The extra space comes from storing indices for unique values. In the worst case, when all numbers are distinct, the hash map contains n entries.

Test Cases

from typing import List

class Solution:
    def containsNearbyDuplicate(self, nums: List[int], k: int) -> bool:
        last_seen = {}

        for index, value in enumerate(nums):
            if value in last_seen:
                if index - last_seen[value] <= k:
                    return True

            last_seen[value] = index

        return False

solution = Solution()

assert solution.containsNearbyDuplicate([1, 2, 3, 1], 3) is True
# duplicate within allowed distance

assert solution.containsNearbyDuplicate([1, 0, 1, 1], 1) is True
# adjacent duplicate

assert solution.containsNearbyDuplicate([1, 2, 3, 1, 2, 3], 2) is False
# duplicates exist but are too far apart

assert solution.containsNearbyDuplicate([1], 1) is False
# single element array

assert solution.containsNearbyDuplicate([1, 1], 0) is False
# k = 0 means distinct indices cannot satisfy condition

assert solution.containsNearbyDuplicate([1, 1], 1) is True
# smallest valid duplicate case

assert solution.containsNearbyDuplicate([-1, -2, -3, -1], 3) is True
# negative numbers

assert solution.containsNearbyDuplicate([1, 2, 3, 4, 5], 2) is False
# no duplicates at all

assert solution.containsNearbyDuplicate([99, 99, 99], 1) is True
# repeated duplicates

assert solution.containsNearbyDuplicate([1, 2, 1], 1) is False
# duplicate exists but exceeds k

assert solution.containsNearbyDuplicate([1, 2, 3, 4, 1], 4) is True
# duplicate exactly at distance k

Test Summary

Test Why
[1,2,3,1], k=3 Basic valid duplicate case
[1,0,1,1], k=1 Adjacent duplicate validation
[1,2,3,1,2,3], k=2 Duplicates exist but are too far apart
[1], k=1 Minimum array size
[1,1], k=0 Verifies zero-distance constraint
[1,1], k=1 Smallest successful duplicate case
[-1,-2,-3,-1], k=3 Handles negative integers
[1,2,3,4,5], k=2 No duplicates present
[99,99,99], k=1 Multiple repeated duplicates
[1,2,1], k=1 Duplicate outside valid range
[1,2,3,4,1], k=4 Distance exactly equal to k

Edge Cases

One important edge case occurs when k = 0. Since the indices must be distinct, no two different indices can have a distance of zero. Even if duplicates exist, the answer must always be false.
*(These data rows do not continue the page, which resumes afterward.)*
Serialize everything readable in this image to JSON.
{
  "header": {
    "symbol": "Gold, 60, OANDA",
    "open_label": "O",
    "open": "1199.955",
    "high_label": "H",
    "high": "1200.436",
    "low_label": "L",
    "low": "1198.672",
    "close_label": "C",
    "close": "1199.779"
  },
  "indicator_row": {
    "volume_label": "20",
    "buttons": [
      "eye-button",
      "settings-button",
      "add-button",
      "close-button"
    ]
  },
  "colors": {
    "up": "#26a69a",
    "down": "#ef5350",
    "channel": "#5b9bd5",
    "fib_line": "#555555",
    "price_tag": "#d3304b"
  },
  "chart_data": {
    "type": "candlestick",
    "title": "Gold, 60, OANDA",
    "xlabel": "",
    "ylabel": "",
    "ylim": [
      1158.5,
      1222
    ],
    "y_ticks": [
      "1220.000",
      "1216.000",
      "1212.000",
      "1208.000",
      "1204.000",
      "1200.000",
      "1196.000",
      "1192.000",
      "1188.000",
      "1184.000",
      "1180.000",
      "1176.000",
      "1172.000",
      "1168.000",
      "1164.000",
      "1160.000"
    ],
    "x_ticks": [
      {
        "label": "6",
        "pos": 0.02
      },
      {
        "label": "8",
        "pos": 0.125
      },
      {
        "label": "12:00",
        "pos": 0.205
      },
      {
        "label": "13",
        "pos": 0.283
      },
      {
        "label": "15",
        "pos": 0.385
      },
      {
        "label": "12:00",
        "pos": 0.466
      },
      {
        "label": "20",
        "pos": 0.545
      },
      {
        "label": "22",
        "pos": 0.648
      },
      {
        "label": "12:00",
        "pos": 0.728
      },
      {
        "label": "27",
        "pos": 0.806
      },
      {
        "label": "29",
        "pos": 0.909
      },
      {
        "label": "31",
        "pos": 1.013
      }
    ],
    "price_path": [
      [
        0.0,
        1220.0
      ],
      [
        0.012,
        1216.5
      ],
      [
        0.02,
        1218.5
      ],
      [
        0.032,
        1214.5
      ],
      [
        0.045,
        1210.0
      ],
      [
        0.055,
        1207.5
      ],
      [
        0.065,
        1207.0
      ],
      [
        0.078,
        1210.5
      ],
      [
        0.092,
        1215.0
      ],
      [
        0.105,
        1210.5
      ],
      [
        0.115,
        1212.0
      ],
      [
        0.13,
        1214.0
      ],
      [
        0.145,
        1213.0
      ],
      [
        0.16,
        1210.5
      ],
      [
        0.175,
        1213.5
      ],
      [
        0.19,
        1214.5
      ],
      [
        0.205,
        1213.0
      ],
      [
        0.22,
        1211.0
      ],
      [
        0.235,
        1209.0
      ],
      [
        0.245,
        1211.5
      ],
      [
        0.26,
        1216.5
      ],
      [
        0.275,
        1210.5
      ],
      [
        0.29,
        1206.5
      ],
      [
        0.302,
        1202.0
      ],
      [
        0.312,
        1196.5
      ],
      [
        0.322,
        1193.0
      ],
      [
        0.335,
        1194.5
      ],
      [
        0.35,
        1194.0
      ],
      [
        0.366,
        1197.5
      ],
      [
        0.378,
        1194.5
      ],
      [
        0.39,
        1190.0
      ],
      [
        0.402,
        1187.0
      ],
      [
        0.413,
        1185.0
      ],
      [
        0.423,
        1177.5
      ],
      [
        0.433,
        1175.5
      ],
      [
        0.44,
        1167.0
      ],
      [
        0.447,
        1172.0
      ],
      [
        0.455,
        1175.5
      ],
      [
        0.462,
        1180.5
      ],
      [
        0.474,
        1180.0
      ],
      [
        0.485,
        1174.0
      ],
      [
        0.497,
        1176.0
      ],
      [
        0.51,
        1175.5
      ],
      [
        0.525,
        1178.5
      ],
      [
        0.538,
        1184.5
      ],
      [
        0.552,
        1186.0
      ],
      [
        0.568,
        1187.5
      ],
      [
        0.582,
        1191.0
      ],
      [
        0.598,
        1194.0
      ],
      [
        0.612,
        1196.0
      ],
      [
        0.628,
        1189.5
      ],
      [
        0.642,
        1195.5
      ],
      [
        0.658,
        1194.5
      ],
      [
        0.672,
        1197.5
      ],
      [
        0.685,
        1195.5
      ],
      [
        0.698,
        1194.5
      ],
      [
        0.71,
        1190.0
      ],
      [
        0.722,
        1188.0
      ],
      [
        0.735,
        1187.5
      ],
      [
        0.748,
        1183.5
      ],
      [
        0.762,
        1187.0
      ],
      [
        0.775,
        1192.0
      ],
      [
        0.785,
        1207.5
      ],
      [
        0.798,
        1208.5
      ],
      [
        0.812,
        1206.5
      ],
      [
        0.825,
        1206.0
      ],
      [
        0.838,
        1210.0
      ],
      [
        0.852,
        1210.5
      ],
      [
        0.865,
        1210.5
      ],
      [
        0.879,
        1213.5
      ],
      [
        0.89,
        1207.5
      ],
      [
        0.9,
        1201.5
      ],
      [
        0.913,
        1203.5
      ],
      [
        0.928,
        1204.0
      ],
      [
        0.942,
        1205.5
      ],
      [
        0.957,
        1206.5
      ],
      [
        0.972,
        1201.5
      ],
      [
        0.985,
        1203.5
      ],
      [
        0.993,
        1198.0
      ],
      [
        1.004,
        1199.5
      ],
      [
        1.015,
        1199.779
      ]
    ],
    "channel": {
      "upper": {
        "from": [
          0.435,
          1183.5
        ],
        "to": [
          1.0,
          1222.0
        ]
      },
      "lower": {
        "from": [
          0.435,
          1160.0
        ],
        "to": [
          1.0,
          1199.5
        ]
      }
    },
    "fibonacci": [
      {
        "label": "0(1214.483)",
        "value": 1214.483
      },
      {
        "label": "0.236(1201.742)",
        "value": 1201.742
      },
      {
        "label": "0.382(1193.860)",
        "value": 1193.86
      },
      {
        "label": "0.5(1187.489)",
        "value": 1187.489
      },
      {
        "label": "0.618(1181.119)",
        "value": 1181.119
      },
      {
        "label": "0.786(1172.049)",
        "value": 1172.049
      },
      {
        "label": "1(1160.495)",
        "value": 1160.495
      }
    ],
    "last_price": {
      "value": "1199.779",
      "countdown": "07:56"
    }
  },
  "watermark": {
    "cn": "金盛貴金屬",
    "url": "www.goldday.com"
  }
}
The implementation handles this naturally because any duplicate pair will have a positive index difference, which cannot satisfy <= 0.

Another important case is when duplicates exist but are farther apart than k. A naive implementation might incorrectly return true immediately after seeing any duplicate value. For example:

nums = [1,2,3,1], k = 2

The duplicate 1 values are distance 3 apart, so the answer should be false. The algorithm explicitly checks the index difference before returning.

A third important edge case involves repeated duplicates. Consider:

nums = [1,0,1,1], k = 1

If the algorithm failed to update the stored index after each occurrence, it would compare against outdated positions and might miss a valid nearby duplicate. By always storing the most recent index, the implementation correctly detects the duplicate pair at indices 2 and 3.

Another subtle case is arrays with all unique elements. In that situation, the hash map grows throughout the iteration, but no duplicate condition is ever triggered. The algorithm correctly finishes the loop and returns false.